By Ishika Mookerjee for City Wire Asia
Asia is seeing increasing interest for private equity investments, according to Udit Gambhir, managing director – Cim Global Business Singapore.
Speaking to Citywire Asia, Gambhir said: ‘People are realising that Asia is not as scary as they thought it would be. Yes, it is an emerging region and has its quirks but it also holds a lot of opportunities.
‘A sizeable percentage of the deals done in Asia are in the tech space, be they IT, app or delivery service related. There is also a lot of focus on clean energy and environmental sciences aside from the usual healthcare investments.’

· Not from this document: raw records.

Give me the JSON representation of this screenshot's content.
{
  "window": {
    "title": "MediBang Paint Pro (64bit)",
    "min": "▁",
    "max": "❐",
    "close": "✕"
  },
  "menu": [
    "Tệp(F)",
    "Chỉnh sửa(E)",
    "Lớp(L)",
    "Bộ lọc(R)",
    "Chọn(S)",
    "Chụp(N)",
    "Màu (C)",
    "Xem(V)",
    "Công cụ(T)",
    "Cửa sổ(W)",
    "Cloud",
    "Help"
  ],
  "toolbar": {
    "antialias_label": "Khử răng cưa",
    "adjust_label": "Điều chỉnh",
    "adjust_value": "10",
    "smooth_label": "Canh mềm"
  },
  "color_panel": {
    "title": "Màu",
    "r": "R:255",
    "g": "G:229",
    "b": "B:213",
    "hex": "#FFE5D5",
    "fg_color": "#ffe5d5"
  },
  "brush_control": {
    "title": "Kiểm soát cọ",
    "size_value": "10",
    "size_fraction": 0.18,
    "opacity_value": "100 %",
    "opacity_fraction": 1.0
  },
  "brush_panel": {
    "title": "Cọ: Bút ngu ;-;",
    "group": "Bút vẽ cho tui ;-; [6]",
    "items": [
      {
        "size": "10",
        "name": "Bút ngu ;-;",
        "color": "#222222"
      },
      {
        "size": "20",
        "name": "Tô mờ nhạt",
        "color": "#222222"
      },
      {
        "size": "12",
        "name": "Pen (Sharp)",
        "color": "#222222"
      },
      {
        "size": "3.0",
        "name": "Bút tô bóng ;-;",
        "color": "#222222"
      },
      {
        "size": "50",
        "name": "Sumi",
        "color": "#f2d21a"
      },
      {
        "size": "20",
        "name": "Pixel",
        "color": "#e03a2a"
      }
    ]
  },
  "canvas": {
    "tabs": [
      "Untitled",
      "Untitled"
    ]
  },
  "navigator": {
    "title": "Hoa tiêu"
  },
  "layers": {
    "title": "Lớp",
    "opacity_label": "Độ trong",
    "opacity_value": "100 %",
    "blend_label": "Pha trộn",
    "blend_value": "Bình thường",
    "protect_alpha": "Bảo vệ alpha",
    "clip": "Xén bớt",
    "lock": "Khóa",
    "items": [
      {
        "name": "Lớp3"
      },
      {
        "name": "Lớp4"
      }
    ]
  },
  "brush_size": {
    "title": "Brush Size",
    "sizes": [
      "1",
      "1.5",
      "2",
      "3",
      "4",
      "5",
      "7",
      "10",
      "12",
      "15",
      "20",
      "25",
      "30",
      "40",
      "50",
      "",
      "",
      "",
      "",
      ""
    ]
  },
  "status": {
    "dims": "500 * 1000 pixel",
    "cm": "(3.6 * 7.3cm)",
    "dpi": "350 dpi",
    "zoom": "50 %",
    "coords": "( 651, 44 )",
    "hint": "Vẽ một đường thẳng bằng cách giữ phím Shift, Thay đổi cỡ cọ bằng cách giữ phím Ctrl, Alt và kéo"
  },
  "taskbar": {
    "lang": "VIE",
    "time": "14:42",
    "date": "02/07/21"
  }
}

However, as attractive as the returns may be, investors need to consider a few things before committing their money to private equity in Asia, the expert said.
1. Go direct
Direct investments, where the investor acquires a controlling stake or a majority stake in an investment directly, are in fashion; usually large sovereign funds or limited partners (LP) with deep pockets do this, says Gambhir.
‘LPs investing in funds are increasingly questioning the need to pay fees.
‘Since they have the in-house expertise, they are reconsidering the need to pay into the 2-20 model or carried interest to general partners (GP) and are looking at direct investments instead,’ he said.
GPs are also considering co-investments with LPs when they want to identify a good deal and they know LPs who have been exposed to that sector/industry, he noted.
‘People also want local LPs because they know the lay of the land,’ he added.
2. Background checks
Do a fair bit of research on general partners before investing with them, Gambhir said.
‘It’s important to look at the deal and see what they have done in the past. Credentials are very important.’
He advises investors to speak to LPs who have worked on deals with the GPs in the past.
‘Going cross border, for example, is not that easy. We are living in Asia where every market has its own nuances and is restricted. What works in one market might not work in the other, so don't take that as a sure shot expansion strategy for one of the investment,’ he said.
3. Infra and India
‘Infrastructure will be huge in the PE space in the coming years,’ said the Singapore-based expert.
‘Going forward, infrastructure, clean energy and technology will drive PE deals in Asia.’
India, Indonesia and the Philippines will be the drivers for Asia going forward, according to Gambhir.
‘There’s a lot of value in India especially. I see a lot of people being bullish on that in the long term.’
4.Take a macro view
Capital raising has understandably been a concern this year, Gambhir noted.
‘It all adds up – the China slowdown, large amount of Asia-focused capital raised last year that hasn’t been deployed yet and the inability to carry out exits due to market turmoil.
‘But on the flipside, the slowdown in China means there is a lot of capital available in China that can be deployed outside. So people can get returns from that as well,’ he said.